I'm working on a deep reinforcement learning project with TensorFlow and I am struggling with the training of a DQN agent of tf_agents module.
My project aims to simulate a fiscal society where there are tree possible actions: pay taxes, pay more taxes (voluntarily) and evade. I want my DQN agent to learn to maximize its wealth by learning the best action depending on the state of the environment. My DQN agent looks like this:
dqn_agent.DqnAgent(
self.entorno_entrenamiento.time_step_spec(),
self.entorno_entrenamiento.action_spec(),
q_network=self.q_network,
optimizer=tf.compat.v1.train.AdamOptimizer(learning_rate=1e-4),
td_errors_loss_fn=common.element_wise_squared_loss,
train_step_counter=tf.Variable(0))
The neural network is like this:
QNetwork(
self.entorno_entrenamiento.observation_spec(),
self.entorno_entrenamiento.action_spec(),
fc_layer_params=(128,64,64,32))
And the main training loop:
observer = [buffer.add_batch]
driver = dynamic_step_driver.DynamicStepDriver(
self.train_env,
random_policy,
observers=observer,
num_steps=50000).run()
dataset = buffer.as_dataset(
num_parallel_calls=3,
sample_batch_size=64,
num_steps=2).prefetch(3)
iterator = iter(dataset)
reward = 0.0
for i in range(n_iteraciones):
# Train the agent.
experience, _ = next(iterator)
loss = self.agenteDQN.train(experiencia).loss
step = self.agenteDQN.train_step_counter.numpy()
reward += experience.reward[0].numpy()[0]
# Evaluate the agent.
if step % log_interval == 0:
average_reward = recompensa / log_interval
reward = 0.0
print('step = {0}: loss = {1}, average reward = {2}'.format(step, loss, average_reward))
loss.append(loss)
rewards.append(average_reward)
My custom environment implements the py_environment interface from Tensorflow:
def calculate_reward(self, action, state, new_state):
fairness = state[0]
wealth = state[2]
old_wealth = new_state[2]
diff = wealth - old_wealth
if action == 0: # pay min
if fairness > 0.5:
reward = diff + 1
else:
reward = diff
elif action == 1: # pay max
reward = diff
else: # evade
if fairness < 0.6:
reward = diff + 1
else:
reward = diff
return reward
def _step(self, action):
if self._episode_ended:
# The last action ended the episode.

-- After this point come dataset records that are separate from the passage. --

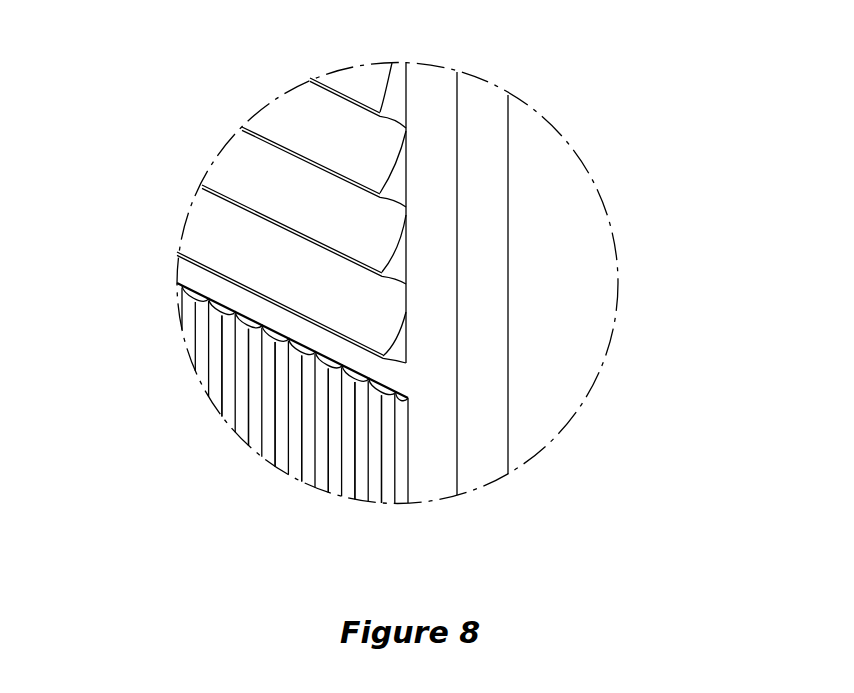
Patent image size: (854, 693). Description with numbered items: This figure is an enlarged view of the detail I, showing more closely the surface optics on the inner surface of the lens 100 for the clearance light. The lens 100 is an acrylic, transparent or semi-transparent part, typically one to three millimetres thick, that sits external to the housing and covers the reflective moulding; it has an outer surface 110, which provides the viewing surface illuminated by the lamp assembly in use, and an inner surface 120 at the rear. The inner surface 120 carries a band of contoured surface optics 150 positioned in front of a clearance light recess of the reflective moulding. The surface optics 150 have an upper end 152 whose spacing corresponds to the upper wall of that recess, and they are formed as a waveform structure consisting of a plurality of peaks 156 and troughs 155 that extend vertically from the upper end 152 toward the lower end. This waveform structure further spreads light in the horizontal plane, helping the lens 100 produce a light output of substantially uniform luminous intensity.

The detail I is at (599, 197).
The lens 100 is at (440, 233).
The outer surface 110 is at (510, 172).
The inner surface 120 is at (407, 107).
The surface optics 150 is at (407, 482).
The upper end 152 is at (365, 373).
The troughs 155 is at (190, 318).
The peaks 156 is at (256, 413).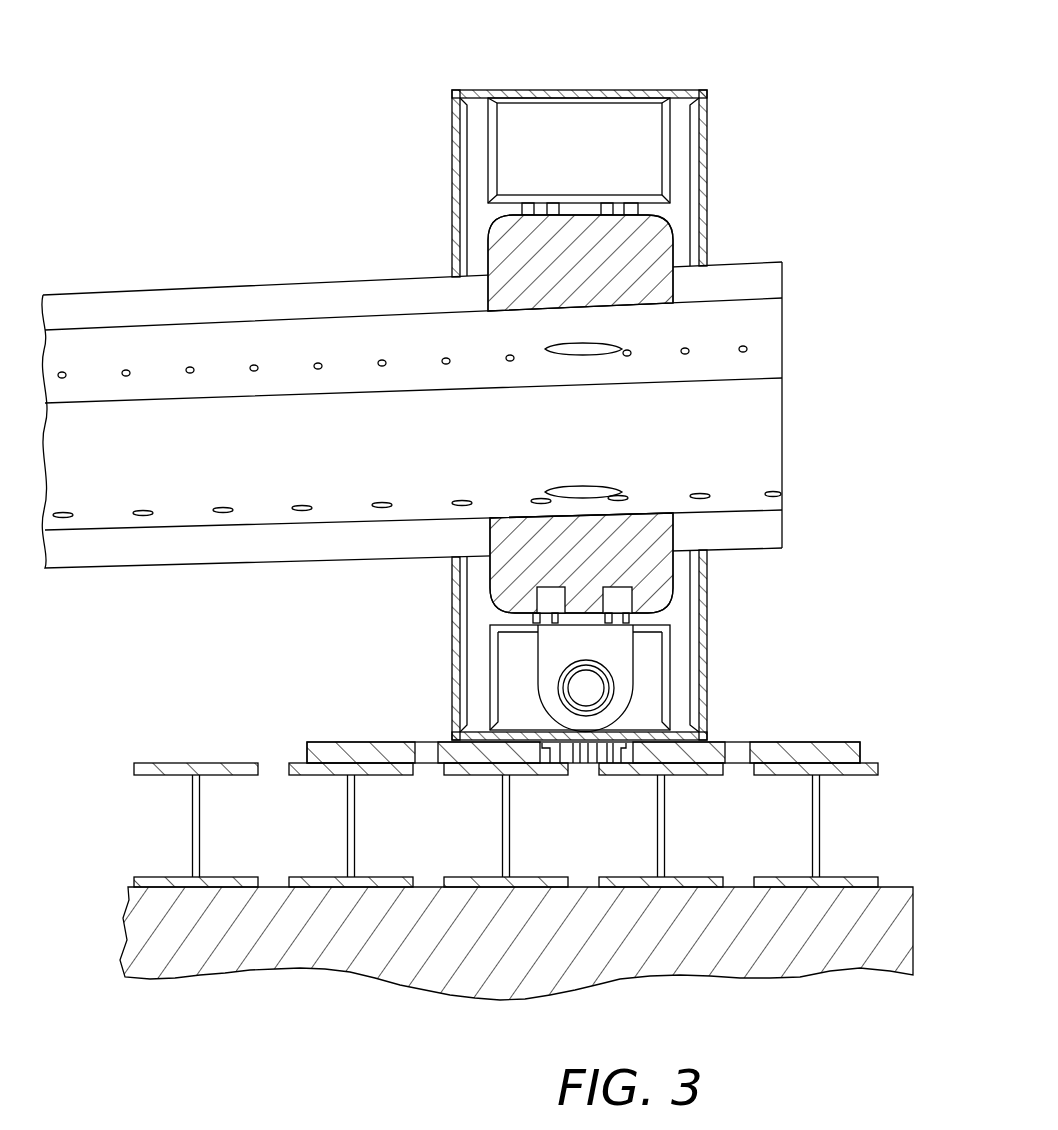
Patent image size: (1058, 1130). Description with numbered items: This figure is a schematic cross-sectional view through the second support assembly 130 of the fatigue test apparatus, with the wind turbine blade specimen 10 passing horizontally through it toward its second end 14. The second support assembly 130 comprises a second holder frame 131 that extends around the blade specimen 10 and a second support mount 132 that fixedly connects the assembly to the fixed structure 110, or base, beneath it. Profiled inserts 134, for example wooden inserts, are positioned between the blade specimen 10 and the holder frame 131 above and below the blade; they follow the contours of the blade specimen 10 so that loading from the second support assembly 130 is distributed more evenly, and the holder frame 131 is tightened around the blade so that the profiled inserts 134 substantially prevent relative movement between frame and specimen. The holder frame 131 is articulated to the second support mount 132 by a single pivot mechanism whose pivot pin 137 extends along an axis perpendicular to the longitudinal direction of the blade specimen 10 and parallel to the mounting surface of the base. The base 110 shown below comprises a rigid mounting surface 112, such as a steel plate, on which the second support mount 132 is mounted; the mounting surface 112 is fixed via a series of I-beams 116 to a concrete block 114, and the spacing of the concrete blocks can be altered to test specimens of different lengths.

The wind turbine blade specimen 10 is at (449, 394).
The second end 14 is at (784, 431).
The fixed structure 110 is at (516, 872).
The mounting surface 112 is at (327, 742).
The concrete block 114 is at (619, 975).
The I-beam 116 is at (350, 815).
The second support assembly 130 is at (584, 377).
The second holder frame 131 is at (684, 140).
The second support mount 132 is at (555, 650).
The profiled insert 134 is at (503, 242).
The pivot pin 137 is at (574, 686).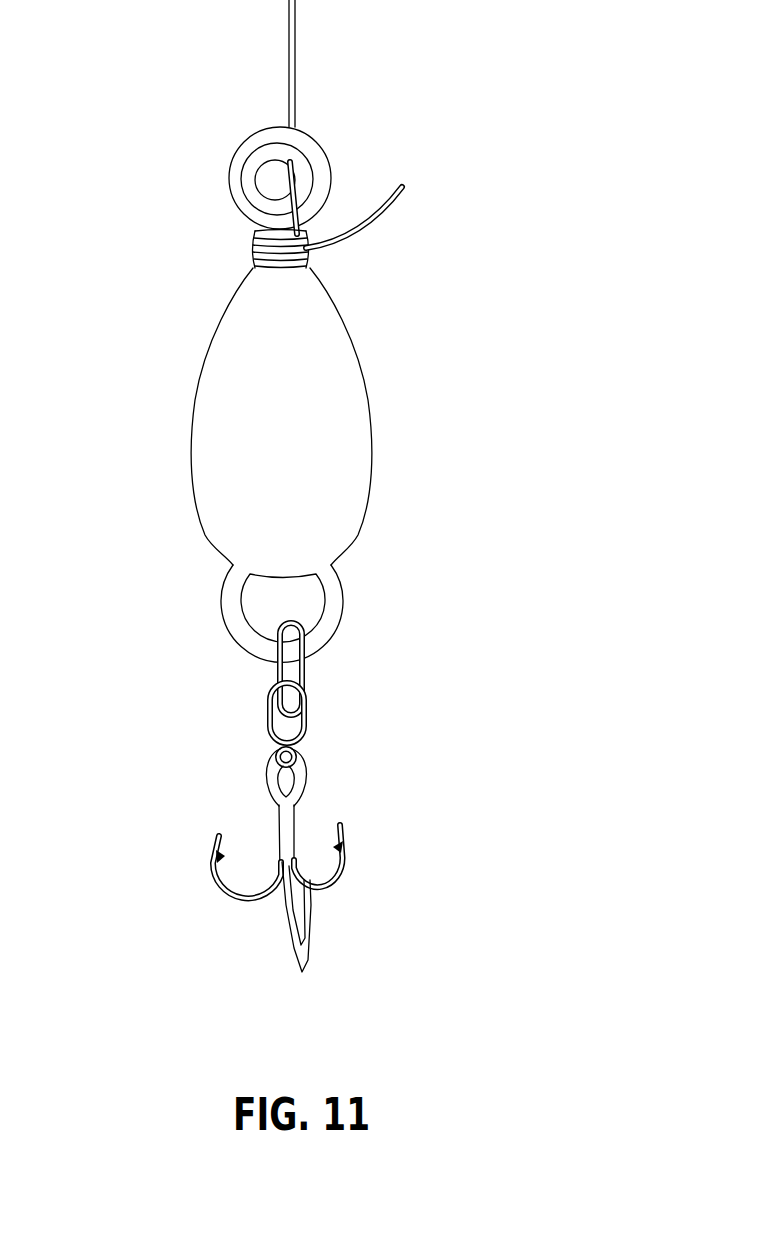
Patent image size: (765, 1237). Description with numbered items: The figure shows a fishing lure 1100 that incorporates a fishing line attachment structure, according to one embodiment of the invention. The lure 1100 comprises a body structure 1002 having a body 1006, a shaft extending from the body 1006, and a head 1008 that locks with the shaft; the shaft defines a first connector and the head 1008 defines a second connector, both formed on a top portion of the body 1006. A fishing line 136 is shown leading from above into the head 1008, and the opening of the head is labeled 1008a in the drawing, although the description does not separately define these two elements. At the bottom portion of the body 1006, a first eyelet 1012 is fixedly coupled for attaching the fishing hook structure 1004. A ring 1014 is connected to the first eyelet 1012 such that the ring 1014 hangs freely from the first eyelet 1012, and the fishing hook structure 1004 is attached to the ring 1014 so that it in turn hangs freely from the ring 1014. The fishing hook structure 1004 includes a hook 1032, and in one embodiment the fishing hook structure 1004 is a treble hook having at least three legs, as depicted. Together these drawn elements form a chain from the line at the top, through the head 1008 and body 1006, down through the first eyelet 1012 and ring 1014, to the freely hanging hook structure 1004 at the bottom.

The fishing line 136 is at (298, 45).
The head 1008 is at (232, 162).
The swivel ring eye 1008a is at (256, 198).
The fishing lure 1100 is at (313, 526).
The body structure 1002 is at (280, 465).
The body 1006 is at (369, 406).
The first eyelet 1012 is at (362, 601).
The ring 1014 is at (306, 692).
The fishing hook structure 1004 is at (226, 875).
The hook 1032 is at (304, 975).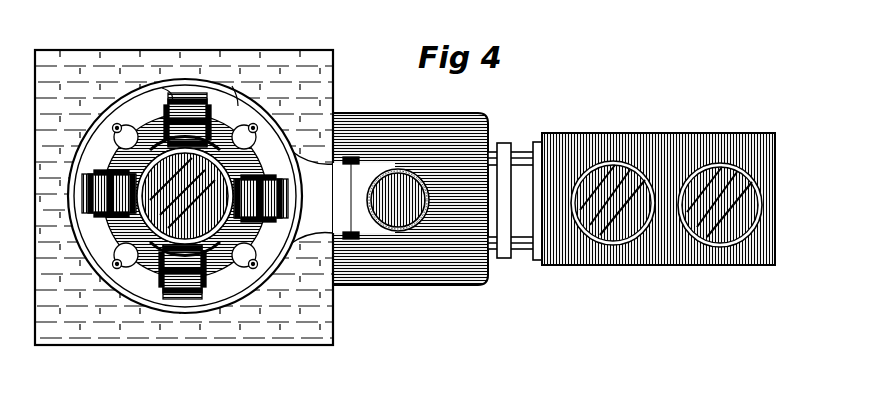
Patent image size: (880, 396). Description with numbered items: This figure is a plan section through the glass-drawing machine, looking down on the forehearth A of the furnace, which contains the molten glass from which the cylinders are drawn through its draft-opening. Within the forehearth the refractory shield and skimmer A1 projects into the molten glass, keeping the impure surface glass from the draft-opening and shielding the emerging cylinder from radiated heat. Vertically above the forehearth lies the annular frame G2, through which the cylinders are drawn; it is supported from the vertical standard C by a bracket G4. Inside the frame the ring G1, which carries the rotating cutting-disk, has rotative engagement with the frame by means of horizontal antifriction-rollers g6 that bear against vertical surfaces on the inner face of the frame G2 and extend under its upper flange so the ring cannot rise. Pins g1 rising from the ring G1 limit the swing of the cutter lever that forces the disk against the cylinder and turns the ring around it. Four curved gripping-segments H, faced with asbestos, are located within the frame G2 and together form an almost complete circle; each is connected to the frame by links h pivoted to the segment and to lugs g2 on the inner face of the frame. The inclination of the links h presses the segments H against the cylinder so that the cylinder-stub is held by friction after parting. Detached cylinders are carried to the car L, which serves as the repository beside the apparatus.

The forehearth A is at (276, 325).
The refractory shield and skimmer A1 is at (262, 290).
The vertical standard C is at (423, 192).
The ring G1 is at (188, 285).
The annular frame G2 is at (132, 270).
The bracket G4 is at (351, 157).
The pins g1 is at (96, 242).
The lugs g2 is at (98, 193).
The horizontal antifriction-rollers g6 is at (244, 110).
The curved gripping-segments H is at (115, 166).
The links h is at (162, 86).
The car L is at (560, 255).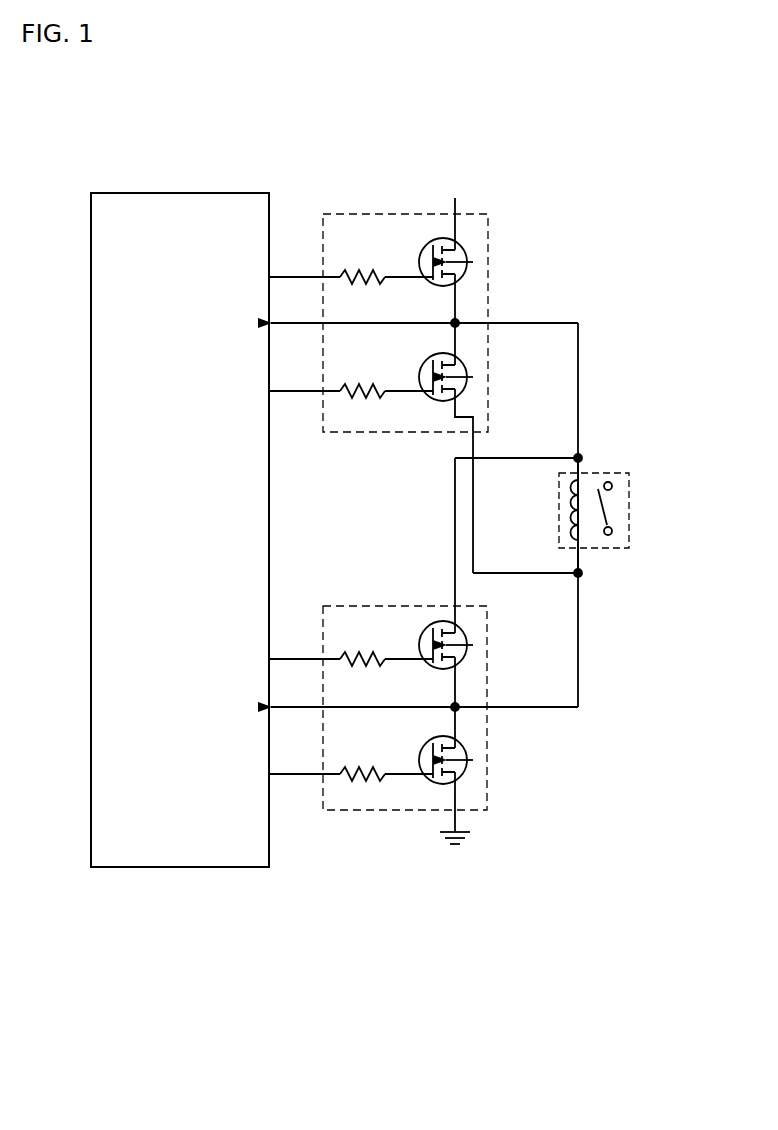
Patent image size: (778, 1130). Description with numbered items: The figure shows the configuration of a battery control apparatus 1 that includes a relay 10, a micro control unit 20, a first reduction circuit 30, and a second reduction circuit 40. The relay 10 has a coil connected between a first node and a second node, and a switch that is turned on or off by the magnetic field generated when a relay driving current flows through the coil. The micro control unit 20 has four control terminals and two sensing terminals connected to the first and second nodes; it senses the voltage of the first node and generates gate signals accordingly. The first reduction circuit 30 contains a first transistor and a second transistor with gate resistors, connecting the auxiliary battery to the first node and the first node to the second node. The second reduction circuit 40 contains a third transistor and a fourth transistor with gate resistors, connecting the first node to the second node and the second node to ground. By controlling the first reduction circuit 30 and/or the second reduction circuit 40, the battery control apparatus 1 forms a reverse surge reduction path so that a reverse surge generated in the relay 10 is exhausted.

Ignore the current action and start
# a new episode.
return self.reset()
self._n_steps += 1
old_state = self._state
self._agents.step(action)
self._state = self._agents.observation()
self._reward = self.calculate_reward(action, old_state, self._state)
if (self._n_steps >= 400) or (self._state[2] > 0.65 and self._n_steps >= 400):
self._episode_ended = True
if self._n_steps >= 400 and self._state[2] < 0.66:
return ts.termination(self._state, reward=0.0)
else:
return ts.termination(self._state, reward=10.0)
else:
return ts.transition(self._state, reward=self._reward, discount=1.0)
The state is a list of 3 float numbers between 0 and 1 both included ([fairness, gini_coeficient, agent_normalized_wealth])
When I train the agent 500000 the loss converges but the average reward is not increasing. I have tried to tune the hyperparameters but I still got the same problem. Any ideas of what should I try?